Sunday, November 21, 2010

Commercial-Off-The-Shell Enterprise Real Time Computing (COTS ERTC) -- Part 4: Network Requirements

Enterprise applications rarely work in isolation nowadays. Instead they usually cooperate with one another in a network environment.
Due to Ethernet's uniqueness, this topic will only discuss the TCP/IP suite over Ethernet. The networks in Figure 4.1 are used for the discussion.
Figure 4.1 Networks
1. Network Latency
The network latency from a host in LAN1 such as Host11 to a host in LAN2 such as Host21 is the cumulative latency of all the following component:
  • the TCP/IP stack latency on Host11. It includes all OSI layers except the 7th application layer (you have full control at the application layer). At least the 2 lower layers are implemented in the NIC firmware. All other layers are either included in the OS or also included in the NIC firmware.
  • the switch latency in LAN1. The switch is a Layer 2 device. Originally an unintelligent Layer 1 hub or repeater was used. I will compare the latency difference later on.
  • the routers latencies between LAN1 and LAN2. The routers are actually Layer 3 switches.
  • the switch latency in LAN2. Again the switch is a Layer 2 device.
  • the TCP/IP stack latency on Host21. Again it includes all OSI layers except the 7th application layer.
  • the propagation delay from Host11 to Host21. It is the time it takes for signals to travel in the physical copper cables or fibers. Signals in fibers or copper cables can travel at about 2/3 of the fundamental speed of light.
    If the communication distance is short e.g. in a LAN, the propagation latency can be negligible compared to other larger latencies.
    On the other hand if the the communication distance is long, it can't be ignored. For example the straight distance from San Francisco to New York is about 4,125 kilometers and the one-way signal travel needs about 19.6ms that is the lower bound of your overall latency optimization.
Network latency can also be defined as the round-trip latency between Host11 and Host12. However since our discussion focuses on latency and jitter analysis of all involving components, the above one-way definition is sufficient.
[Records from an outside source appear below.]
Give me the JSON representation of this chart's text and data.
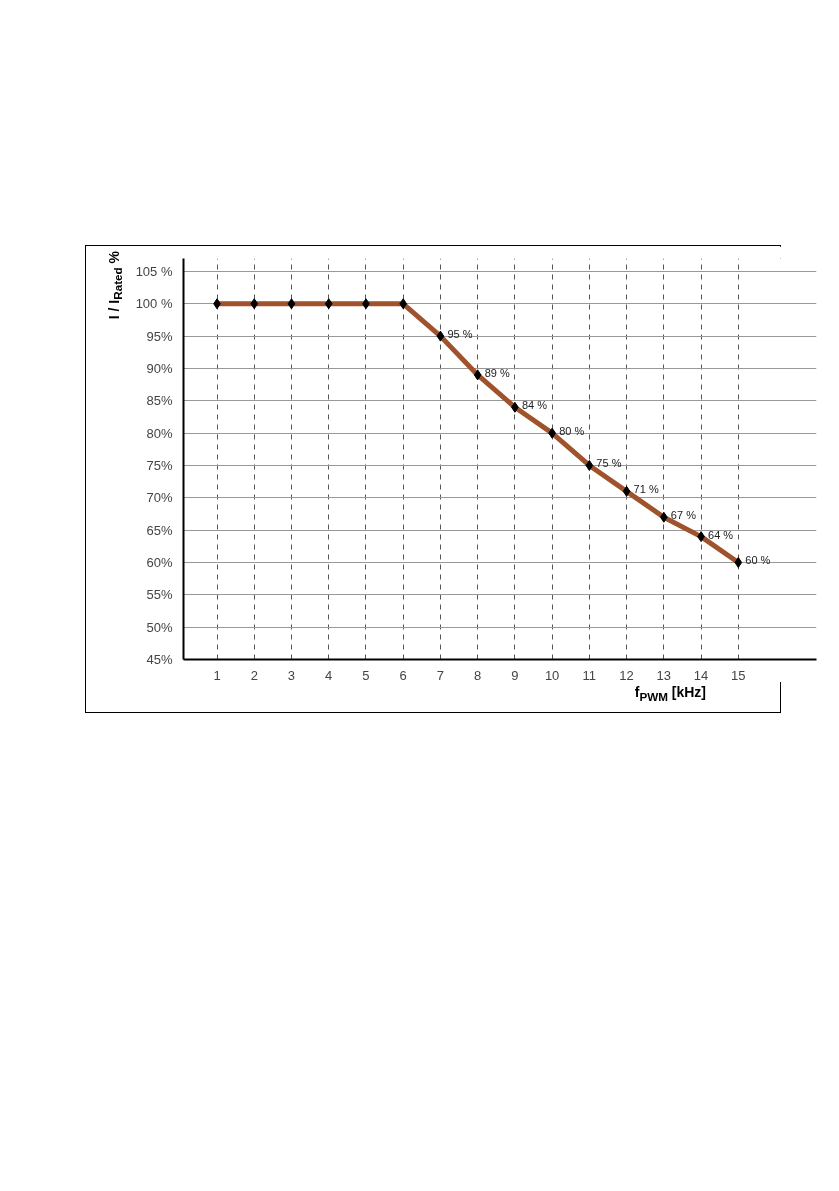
{
  "chart_data": {
    "type": "line",
    "xlabel": "f$_{PWM}$ [kHz]",
    "ylabel": "I / I$_{Rated}$ %",
    "x": [
      1,
      2,
      3,
      4,
      5,
      6,
      7,
      8,
      9,
      10,
      11,
      12,
      13,
      14,
      15
    ],
    "series": [
      {
        "color": "#a0522d",
        "values": [
          100,
          100,
          100,
          100,
          100,
          100,
          95,
          89,
          84,
          80,
          75,
          71,
          67,
          64,
          60
        ],
        "value_labels": [
          null,
          null,
          null,
          null,
          null,
          null,
          "95 %",
          "89 %",
          "84 %",
          "80 %",
          "75 %",
          "71 %",
          "67 %",
          "64 %",
          "60 %"
        ]
      }
    ],
    "marker": "diamond",
    "line_style": "solid",
    "grid": true,
    "xlim": [
      0.1,
      17.1
    ],
    "ylim": [
      45,
      107
    ],
    "xticks": [
      1,
      2,
      3,
      4,
      5,
      6,
      7,
      8,
      9,
      10,
      11,
      12,
      13,
      14,
      15
    ],
    "yticks": [
      {
        "value": 45,
        "label": "45%"
      },
      {
        "value": 50,
        "label": "50%"
      },
      {
        "value": 55,
        "label": "55%"
      },
      {
        "value": 60,
        "label": "60%"
      },
      {
        "value": 65,
        "label": "65%"
      },
      {
        "value": 70,
        "label": "70%"
      },
      {
        "value": 75,
        "label": "75%"
      },
      {
        "value": 80,
        "label": "80%"
      },
      {
        "value": 85,
        "label": "85%"
      },
      {
        "value": 90,
        "label": "90%"
      },
      {
        "value": 95,
        "label": "95%"
      },
      {
        "value": 100,
        "label": "100 %"
      },
      {
        "value": 105,
        "label": "105 %"
      }
    ]
  }
}
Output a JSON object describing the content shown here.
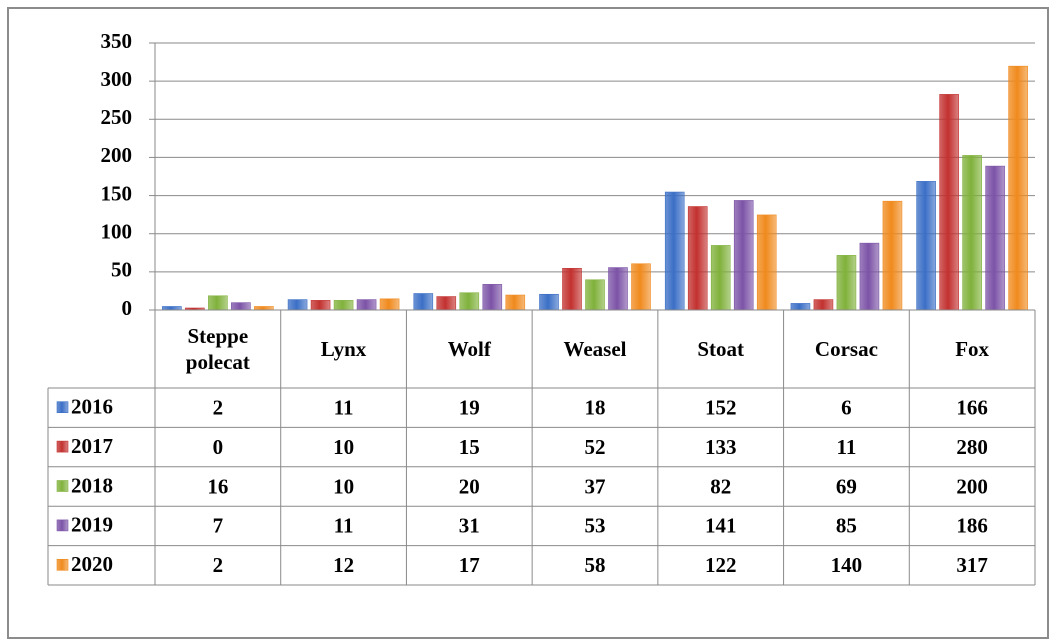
{
  "chart_data": {
    "type": "bar",
    "categories": [
      "Steppe polecat",
      "Lynx",
      "Wolf",
      "Weasel",
      "Stoat",
      "Corsac",
      "Fox"
    ],
    "series": [
      {
        "name": "2016",
        "color": "#3b6fc6",
        "values": [
          2,
          11,
          19,
          18,
          152,
          6,
          166
        ]
      },
      {
        "name": "2017",
        "color": "#c2312f",
        "values": [
          0,
          10,
          15,
          52,
          133,
          11,
          280
        ]
      },
      {
        "name": "2018",
        "color": "#80b13b",
        "values": [
          16,
          10,
          20,
          37,
          82,
          69,
          200
        ]
      },
      {
        "name": "2019",
        "color": "#7c53a7",
        "values": [
          7,
          11,
          31,
          53,
          141,
          85,
          186
        ]
      },
      {
        "name": "2020",
        "color": "#f08a1d",
        "values": [
          2,
          12,
          17,
          58,
          122,
          140,
          317
        ]
      }
    ],
    "ylim": [
      0,
      350
    ],
    "yticks": [
      0,
      50,
      100,
      150,
      200,
      250,
      300,
      350
    ],
    "grid": true,
    "data_table": true
  }
}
The data unit in our discussion is a packet. For example we can set it anywhere from the minimum Ethernet frame size (it is about 64 bytes) to the maximum MTU (it is about 1500 bytes) and compare the difference.
When you analyze your application level latency, the data unit is an application level request, which has complications when interacting with the underlying Maximum Segment Size (MSS) of TCP and the MTU of Ethernet frames (later sections will explain more details).

The prioritized latency and jitter analysis mentioned in Part 1 still applies here. For example upgrading to a faster switch in San Francisco doesn't make sense because the minimum latency to New York is bounded by the 19.6ms propagation delay and the latency of switches is usually in low micro-seconds.

The following sections will discuss the latency and jitter in all involving components.
2. Non-Determinism in Ethernet
Ethernet, as standardized by IEEE 802.3, is implemented at Layer 1 and 2 of the OSI model. Its latency comes from the processing delays at  Layer 1 and 2. The latency has jitter because of its media access control (MAC) protocol - CSMA / CD at Layer 2.

With CSMA / CD, each host detects if another host is transmitting in the shared medium before it tries to transmit its own data (Carrier Sense). When a host detects a carrier, its Carrier Sense is turned on and it will defer transmission until determining the medium is free. This deference is unfortunately not predicable. If two hosts happen to transmit simultaneously (Multiple Access), a collision occurs and all frames are destroyed.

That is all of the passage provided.